Pantau - Badan Gizi Nasional (BGN) menyatakan pengadaan layanan video conference senilai Rp5,7 miliar untuk periode April hingga Desember 2026 digunakan untuk mendukung koordinasi dan edukasi Program Makan Bergizi Gratis (MBG).
Keterangan ini disampaikan Kepala BGN Dadan Hindayana di Jakarta, Sabtu (25/4), terkait kebutuhan komunikasi dalam pelaksanaan program berskala nasional tersebut.
Dukungan Koordinasi Nasional hingga Daerah
Dadan menjelaskan Program MBG melibatkan banyak pihak mulai dari pemerintah pusat, daerah, hingga pelaksana di lapangan sehingga membutuhkan sistem komunikasi yang cepat dan seragam.
"Program MBG melibatkan banyak pihak, mulai dari pusat, pemerintah daerah, satuan pelayanan, hingga pelaksana di lapangan. Dalam situasi seperti ini, koordinasi yang cepat, serentak, dan terdokumentasi menjadi bagian penting dari keberhasilan program," ujarnya.
Ia menambahkan layanan video conference tersebut merupakan sistem terpusat yang dikelola Pusat Data dan Informasi BGN dengan kapasitas sekitar 5.000 pengguna aktif dan mampu menampung hingga 50.000 peserta dalam satu sesi.
Sarana Edukasi dan Pengawasan Program
Layanan ini digunakan untuk berbagai kebutuhan seperti rapat koordinasi nasional dan daerah, sosialisasi kebijakan, bimbingan teknis, hingga evaluasi program dan edukasi publik.
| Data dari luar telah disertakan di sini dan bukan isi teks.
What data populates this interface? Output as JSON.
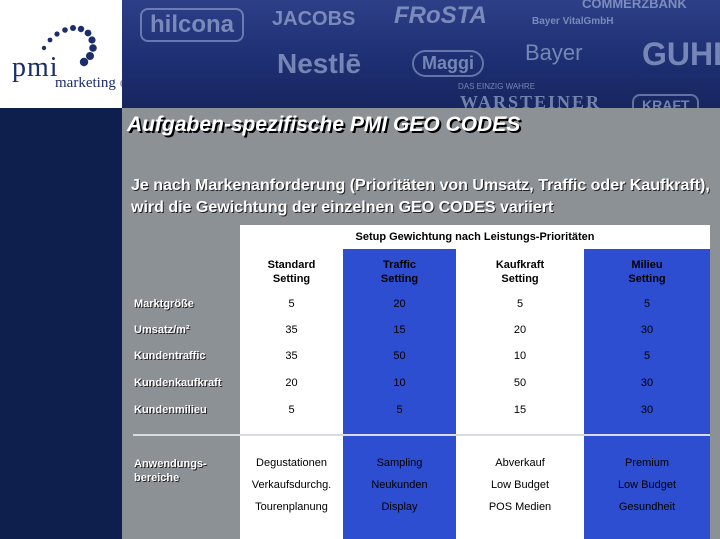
{
  "logo": {
    "name": "pmi",
    "sub_dark": "marketing",
    "sub_light": " communications"
  },
  "brands": [
    "hilcona",
    "JACOBS",
    "FRoSTA",
    "COMMERZBANK",
    "Nestlē",
    "Maggi",
    "Bayer",
    "GUHL",
    "WARSTEINER",
    "KRAFT",
    "Bayer VitalGmbH",
    "DAS EINZIG WAHRE"
  ],
  "title": "Aufgaben-spezifische PMI GEO CODES",
  "subtitle": "Je nach Markenanforderung (Prioritäten von Umsatz, Traffic oder Kaufkraft), wird die Gewichtung der einzelnen GEO CODES variiert",
  "table": {
    "header": "Setup Gewichtung nach Leistungs-Prioritäten",
    "columns": [
      {
        "line1": "Standard",
        "line2": "Setting"
      },
      {
        "line1": "Traffic",
        "line2": "Setting"
      },
      {
        "line1": "Kaufkraft",
        "line2": "Setting"
      },
      {
        "line1": "Milieu",
        "line2": "Setting"
      }
    ],
    "rows": [
      {
        "label": "Marktgröße",
        "values": [
          "5",
          "20",
          "5",
          "5"
        ]
      },
      {
        "label": "Umsatz/m²",
        "values": [
          "35",
          "15",
          "20",
          "30"
        ]
      },
      {
        "label": "Kundentraffic",
        "values": [
          "35",
          "50",
          "10",
          "5"
        ]
      },
      {
        "label": "Kundenkaufkraft",
        "values": [
          "20",
          "10",
          "50",
          "30"
        ]
      },
      {
        "label": "Kundenmilieu",
        "values": [
          "5",
          "5",
          "15",
          "30"
        ]
      }
    ],
    "usage": {
      "label_line1": "Anwendungs-",
      "label_line2": "bereiche",
      "rows": [
        [
          "Degustationen",
          "Sampling",
          "Abverkauf",
          "Premium"
        ],
        [
          "Verkaufsdurchg.",
          "Neukunden",
          "Low Budget",
          "Low Budget"
        ],
        [
          "Tourenplanung",
          "Display",
          "POS Medien",
          "Gesundheit"
        ]
      ]
    }
  }
}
"Kami ingin memastikan bahwa pesan, arahan, dan pedoman pelaksanaan program dapat diterima secara utuh oleh pelaksana di berbagai daerah. Kebutuhan ini sebagai bagian dari sistem kerja untuk menjaga kualitas pelaksanaan program," kata Dadan.
Penggunaan platform digital tersebut juga ditujukan untuk memastikan seluruh pelaksana memahami standar dan pedoman yang sama dalam menjalankan program MBG.
BGN menilai sistem komunikasi dengan kapasitas besar menjadi kunci untuk menjaga kualitas pelaksanaan program sekaligus menjangkau pelaksana di berbagai wilayah secara serentak.